CSU ist in der Gesundheitspolitik ein reuiger Sünder

zum Herunterladen: 369-Bahr-Gesundheitsreform.pdf (119,23 KB)

BERLIN. Zu den Ankündigungen der CSU für ein eigenes
Gesundheitskonzept und die Absage an die beschlossene
Gesundheitsreform erklärt der gesundheitspolitische Sprecher der FDPBundestagsfraktion Daniel BAHR:
Die FDP-Bundestagsfraktion begrüßt den reuigen Sünder CSU in den Reihen der Kritiker der schwarz-roten Gesundheitsreform. Die CSU spürt, wie fatal sich die von ihr mitgetragene Gesundheitsreform nun auswirkt.

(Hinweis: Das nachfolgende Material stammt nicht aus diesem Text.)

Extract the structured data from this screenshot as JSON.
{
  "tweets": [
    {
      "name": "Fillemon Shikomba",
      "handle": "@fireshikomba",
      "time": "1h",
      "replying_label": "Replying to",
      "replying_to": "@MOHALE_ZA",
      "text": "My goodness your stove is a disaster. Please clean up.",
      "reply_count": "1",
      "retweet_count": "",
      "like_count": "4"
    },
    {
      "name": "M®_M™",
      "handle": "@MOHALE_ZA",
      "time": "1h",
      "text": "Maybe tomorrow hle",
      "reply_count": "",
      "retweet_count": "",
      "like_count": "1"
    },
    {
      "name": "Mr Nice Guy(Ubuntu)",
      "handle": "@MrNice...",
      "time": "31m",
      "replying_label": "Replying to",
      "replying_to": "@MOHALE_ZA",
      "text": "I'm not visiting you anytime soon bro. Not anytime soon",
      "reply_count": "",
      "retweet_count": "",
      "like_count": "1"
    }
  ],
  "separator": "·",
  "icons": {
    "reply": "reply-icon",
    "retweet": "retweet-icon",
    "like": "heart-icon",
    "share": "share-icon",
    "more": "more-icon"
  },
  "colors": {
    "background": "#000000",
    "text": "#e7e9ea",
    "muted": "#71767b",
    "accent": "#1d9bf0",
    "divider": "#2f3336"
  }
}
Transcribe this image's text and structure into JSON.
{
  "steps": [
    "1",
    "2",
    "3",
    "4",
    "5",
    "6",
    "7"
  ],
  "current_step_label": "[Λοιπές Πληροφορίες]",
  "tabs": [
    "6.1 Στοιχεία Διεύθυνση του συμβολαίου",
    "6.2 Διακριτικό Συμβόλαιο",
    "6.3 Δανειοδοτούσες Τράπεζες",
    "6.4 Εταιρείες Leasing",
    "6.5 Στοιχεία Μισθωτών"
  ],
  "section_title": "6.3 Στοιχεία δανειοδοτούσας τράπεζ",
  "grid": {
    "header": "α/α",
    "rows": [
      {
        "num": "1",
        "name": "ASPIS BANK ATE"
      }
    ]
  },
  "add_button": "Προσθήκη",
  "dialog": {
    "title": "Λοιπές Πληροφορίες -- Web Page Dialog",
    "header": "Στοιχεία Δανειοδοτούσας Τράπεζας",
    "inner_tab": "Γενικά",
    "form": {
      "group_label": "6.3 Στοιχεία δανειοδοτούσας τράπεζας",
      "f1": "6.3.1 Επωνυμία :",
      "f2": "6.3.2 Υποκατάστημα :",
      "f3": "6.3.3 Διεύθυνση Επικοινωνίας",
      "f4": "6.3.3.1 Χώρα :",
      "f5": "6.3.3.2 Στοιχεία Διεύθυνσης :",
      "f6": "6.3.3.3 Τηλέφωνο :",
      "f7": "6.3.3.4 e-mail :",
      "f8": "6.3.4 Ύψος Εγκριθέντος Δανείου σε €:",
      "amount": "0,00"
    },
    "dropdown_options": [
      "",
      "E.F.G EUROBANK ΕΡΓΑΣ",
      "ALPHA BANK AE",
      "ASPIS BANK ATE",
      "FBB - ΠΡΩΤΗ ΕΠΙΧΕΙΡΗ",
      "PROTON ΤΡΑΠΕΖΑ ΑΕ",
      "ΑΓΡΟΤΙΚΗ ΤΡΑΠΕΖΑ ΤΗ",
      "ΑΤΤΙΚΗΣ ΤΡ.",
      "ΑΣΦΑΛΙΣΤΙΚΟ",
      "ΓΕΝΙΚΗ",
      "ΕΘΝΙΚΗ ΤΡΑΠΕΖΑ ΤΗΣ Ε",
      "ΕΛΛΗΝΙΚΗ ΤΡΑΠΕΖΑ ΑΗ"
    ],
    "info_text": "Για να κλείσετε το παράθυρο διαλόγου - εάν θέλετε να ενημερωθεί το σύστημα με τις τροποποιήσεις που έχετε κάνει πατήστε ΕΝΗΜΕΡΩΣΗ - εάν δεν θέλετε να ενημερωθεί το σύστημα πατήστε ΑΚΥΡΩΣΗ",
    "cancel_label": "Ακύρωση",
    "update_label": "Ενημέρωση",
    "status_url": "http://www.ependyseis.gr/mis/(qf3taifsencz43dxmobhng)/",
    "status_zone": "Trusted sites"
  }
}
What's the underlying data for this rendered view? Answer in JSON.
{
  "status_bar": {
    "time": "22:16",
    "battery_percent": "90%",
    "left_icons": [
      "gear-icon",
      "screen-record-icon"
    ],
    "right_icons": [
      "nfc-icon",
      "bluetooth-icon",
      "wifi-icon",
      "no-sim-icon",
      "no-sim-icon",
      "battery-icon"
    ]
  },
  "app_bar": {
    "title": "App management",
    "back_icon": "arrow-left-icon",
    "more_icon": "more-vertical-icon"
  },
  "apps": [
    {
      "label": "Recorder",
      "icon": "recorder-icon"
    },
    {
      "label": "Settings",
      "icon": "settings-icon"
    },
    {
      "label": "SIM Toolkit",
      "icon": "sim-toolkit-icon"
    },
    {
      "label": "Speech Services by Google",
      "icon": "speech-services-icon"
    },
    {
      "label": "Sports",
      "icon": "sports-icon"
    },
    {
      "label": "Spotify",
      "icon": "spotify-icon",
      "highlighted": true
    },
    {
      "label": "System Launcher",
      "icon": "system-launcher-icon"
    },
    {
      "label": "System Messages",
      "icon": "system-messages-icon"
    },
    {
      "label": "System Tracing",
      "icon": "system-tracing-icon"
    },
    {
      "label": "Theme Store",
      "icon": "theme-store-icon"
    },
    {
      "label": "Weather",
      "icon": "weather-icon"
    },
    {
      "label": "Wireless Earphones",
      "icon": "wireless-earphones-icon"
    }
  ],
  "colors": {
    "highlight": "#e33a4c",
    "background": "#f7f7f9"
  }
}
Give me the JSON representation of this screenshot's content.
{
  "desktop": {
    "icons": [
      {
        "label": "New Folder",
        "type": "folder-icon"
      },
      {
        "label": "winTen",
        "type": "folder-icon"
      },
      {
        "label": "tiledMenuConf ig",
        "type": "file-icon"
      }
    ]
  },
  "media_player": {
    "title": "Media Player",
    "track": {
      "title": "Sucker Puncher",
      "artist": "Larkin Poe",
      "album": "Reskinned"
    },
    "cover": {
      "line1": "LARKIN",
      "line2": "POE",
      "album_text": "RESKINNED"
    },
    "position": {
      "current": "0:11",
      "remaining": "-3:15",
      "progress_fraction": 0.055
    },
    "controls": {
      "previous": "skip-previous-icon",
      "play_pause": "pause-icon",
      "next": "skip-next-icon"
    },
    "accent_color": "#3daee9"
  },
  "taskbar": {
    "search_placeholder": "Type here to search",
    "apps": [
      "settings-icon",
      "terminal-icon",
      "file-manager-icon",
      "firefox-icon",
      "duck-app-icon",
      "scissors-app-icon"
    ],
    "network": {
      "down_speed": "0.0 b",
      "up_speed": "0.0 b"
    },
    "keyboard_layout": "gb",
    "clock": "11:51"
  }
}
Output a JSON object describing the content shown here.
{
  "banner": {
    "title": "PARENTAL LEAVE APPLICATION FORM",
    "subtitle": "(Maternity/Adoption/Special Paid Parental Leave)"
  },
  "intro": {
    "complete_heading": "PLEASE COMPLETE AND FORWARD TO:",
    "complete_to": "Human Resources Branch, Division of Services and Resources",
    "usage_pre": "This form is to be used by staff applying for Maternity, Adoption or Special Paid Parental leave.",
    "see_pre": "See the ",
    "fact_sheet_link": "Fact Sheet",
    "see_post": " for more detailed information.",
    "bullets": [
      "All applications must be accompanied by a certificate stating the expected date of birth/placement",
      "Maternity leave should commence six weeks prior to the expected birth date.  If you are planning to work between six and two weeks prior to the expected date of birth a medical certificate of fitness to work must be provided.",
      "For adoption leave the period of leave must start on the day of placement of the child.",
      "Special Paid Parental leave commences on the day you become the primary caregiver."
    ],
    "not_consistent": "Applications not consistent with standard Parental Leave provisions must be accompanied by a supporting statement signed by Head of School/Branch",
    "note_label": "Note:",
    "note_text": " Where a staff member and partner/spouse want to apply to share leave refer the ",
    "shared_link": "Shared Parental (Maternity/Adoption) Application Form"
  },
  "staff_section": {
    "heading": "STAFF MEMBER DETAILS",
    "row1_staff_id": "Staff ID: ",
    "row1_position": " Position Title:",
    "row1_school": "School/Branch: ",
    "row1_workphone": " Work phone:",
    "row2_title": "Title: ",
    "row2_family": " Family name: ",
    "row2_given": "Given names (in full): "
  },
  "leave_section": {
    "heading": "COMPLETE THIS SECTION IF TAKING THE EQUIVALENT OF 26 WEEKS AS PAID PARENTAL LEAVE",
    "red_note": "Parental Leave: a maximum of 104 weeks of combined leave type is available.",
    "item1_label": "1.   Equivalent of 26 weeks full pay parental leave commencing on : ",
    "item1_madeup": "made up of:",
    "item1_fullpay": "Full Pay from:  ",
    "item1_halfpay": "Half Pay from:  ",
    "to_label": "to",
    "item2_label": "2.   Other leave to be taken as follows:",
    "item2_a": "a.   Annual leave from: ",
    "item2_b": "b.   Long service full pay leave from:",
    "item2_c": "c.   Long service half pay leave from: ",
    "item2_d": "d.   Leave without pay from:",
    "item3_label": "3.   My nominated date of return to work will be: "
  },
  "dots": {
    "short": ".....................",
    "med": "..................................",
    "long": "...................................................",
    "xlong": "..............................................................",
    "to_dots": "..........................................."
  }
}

Es
ist ärgerlich, dass die CSU erst jetzt zu dieser Erkenntnis kommt. Die FDP hatte mehrfach versucht, die Umsetzung der Reform noch aufzuhalten. Im letzten Jahr wäre dazu noch Gelegenheit gewesen, aber die CSU verteidigte den Gesundheitsfonds und die Reform. CSU-Chef Horst
Seehofer war es selbst, der noch Ende 2008 den Gesundheitsfonds als einen Erfolg bezeichnete. Die Kurskorrektur der CSU steigert die Chancen für die FDP-Forderung, den Gesundheitsfonds nach der Wahl wieder abzuschaffen. Die FDP setzt sich für einen Neuanfang in der Gesundheitspolitik ein. Der
Gesundheitsfonds muss wieder abgeschafft werden, die Kassen sollen ihre Beitragsautonomie zurück erhalten. Die FDP wird sehr genau hinschauen, ob die CSU ein konkretes Konzept insbesondere zu den steigenden Lasten der demografischen Entwicklung vorlegt. Die FDP ist die einzige Partei, die ein einfaches, transparentes und leistungsgerechtes Gesundheitskonzept vorgelegt hat, das durch Vorsorge und Nachhaltigkeit
die demografische Entwicklung anpackt.